Spesso le persone non attiviste si sentono minacciate da questa battaglia, come se si volesse vietare loro di esprimersi (fisicamente e mentalmente) in modo polarizzato (maschile o femminile).

Ognuno di noi ha diritto di libera espressione di genere. Di seguire le proprie attitudini, anche ovviamente nel caso queste attitudini lo o la portassero a un’espressione di se stesso aderente all’immaginario di ruolo totalmente femminile o maschile.

La cosa che sindachiamo è che ciò non avvenga per un instradamento sociale fin dall’infanzia ma come rivendicazione ed emancipazione del proprio io, e che non si tenda a pretendere questa polarizzazione da ciò che ci circonda (persone transgender con un cattivo passing, persone transgender non in transizione, genderfluid o semplici persone che vogliono esprimere se stesse con comportamenti trasversali e non polarizzati, che escono quindi dallo stereotipo di genere).

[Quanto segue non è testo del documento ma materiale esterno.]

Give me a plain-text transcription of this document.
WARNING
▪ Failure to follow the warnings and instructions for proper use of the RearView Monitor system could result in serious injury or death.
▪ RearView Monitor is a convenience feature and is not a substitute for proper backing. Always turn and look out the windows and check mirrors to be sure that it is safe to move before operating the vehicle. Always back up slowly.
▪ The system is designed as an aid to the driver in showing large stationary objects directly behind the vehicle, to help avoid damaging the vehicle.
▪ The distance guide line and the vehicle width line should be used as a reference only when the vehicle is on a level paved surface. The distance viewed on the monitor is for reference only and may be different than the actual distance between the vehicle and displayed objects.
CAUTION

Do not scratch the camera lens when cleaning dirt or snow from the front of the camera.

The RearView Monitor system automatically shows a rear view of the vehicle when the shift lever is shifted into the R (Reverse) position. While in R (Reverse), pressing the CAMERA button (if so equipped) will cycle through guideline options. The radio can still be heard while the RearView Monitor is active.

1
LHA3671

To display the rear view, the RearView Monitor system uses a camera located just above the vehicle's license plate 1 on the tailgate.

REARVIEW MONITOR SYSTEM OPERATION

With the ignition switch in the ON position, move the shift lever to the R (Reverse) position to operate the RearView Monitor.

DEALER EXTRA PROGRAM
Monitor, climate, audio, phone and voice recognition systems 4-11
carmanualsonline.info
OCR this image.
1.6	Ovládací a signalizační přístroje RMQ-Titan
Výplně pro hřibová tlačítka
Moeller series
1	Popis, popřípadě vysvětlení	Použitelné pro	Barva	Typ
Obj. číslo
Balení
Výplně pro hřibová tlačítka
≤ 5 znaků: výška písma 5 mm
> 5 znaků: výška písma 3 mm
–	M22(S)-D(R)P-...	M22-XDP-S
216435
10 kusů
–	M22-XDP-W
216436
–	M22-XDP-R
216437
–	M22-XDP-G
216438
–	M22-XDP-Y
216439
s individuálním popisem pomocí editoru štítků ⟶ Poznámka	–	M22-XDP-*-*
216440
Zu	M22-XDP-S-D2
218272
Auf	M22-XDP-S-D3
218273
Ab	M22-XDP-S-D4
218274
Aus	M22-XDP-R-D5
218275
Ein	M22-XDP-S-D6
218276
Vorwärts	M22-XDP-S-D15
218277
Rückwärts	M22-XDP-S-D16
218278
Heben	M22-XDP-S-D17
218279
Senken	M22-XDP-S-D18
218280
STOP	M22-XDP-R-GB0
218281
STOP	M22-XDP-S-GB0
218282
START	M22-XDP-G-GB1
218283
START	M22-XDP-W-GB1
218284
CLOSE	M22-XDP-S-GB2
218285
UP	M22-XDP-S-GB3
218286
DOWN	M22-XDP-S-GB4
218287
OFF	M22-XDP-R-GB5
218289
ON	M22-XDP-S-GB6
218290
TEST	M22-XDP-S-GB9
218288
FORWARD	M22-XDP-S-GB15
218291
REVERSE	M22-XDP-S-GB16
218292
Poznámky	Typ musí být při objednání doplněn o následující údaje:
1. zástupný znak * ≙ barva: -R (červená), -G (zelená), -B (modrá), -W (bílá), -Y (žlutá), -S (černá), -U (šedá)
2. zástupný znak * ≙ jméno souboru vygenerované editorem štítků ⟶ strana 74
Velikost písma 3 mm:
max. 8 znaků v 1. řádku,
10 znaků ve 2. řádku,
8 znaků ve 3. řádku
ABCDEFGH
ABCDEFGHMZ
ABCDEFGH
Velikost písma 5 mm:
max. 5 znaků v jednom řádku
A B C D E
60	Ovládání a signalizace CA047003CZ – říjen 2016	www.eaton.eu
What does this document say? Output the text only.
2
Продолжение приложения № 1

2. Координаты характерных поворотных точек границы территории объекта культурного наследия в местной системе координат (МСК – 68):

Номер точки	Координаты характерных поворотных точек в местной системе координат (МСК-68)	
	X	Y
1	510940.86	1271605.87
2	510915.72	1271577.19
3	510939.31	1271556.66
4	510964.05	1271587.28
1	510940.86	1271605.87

Ci preoccupiamo di indagare la “disforia” della persona T (se ha un’immagine polarizzata di se stessa, e questo comporta poi anche la possibilità di fare una transizione medicalizzata) ma non indaghiamo le aspettative sociali che portano questa persona a non essere accettata finché il suo aspetto è ambiguo (contesto anche l’uso di questa parola dispregiativa) e la rassicurazione quando quest’aspetto tende a polarizzarsi, ma ciò avviene anche con persona transgender e non, se hanno un comportamento o un aspetto non “polarizzabile” verso il rosa e il celeste, e questo innervosisce le persone, perché richiede uno “sforzo” che non intendono fare (è più semplice rettificare la persona).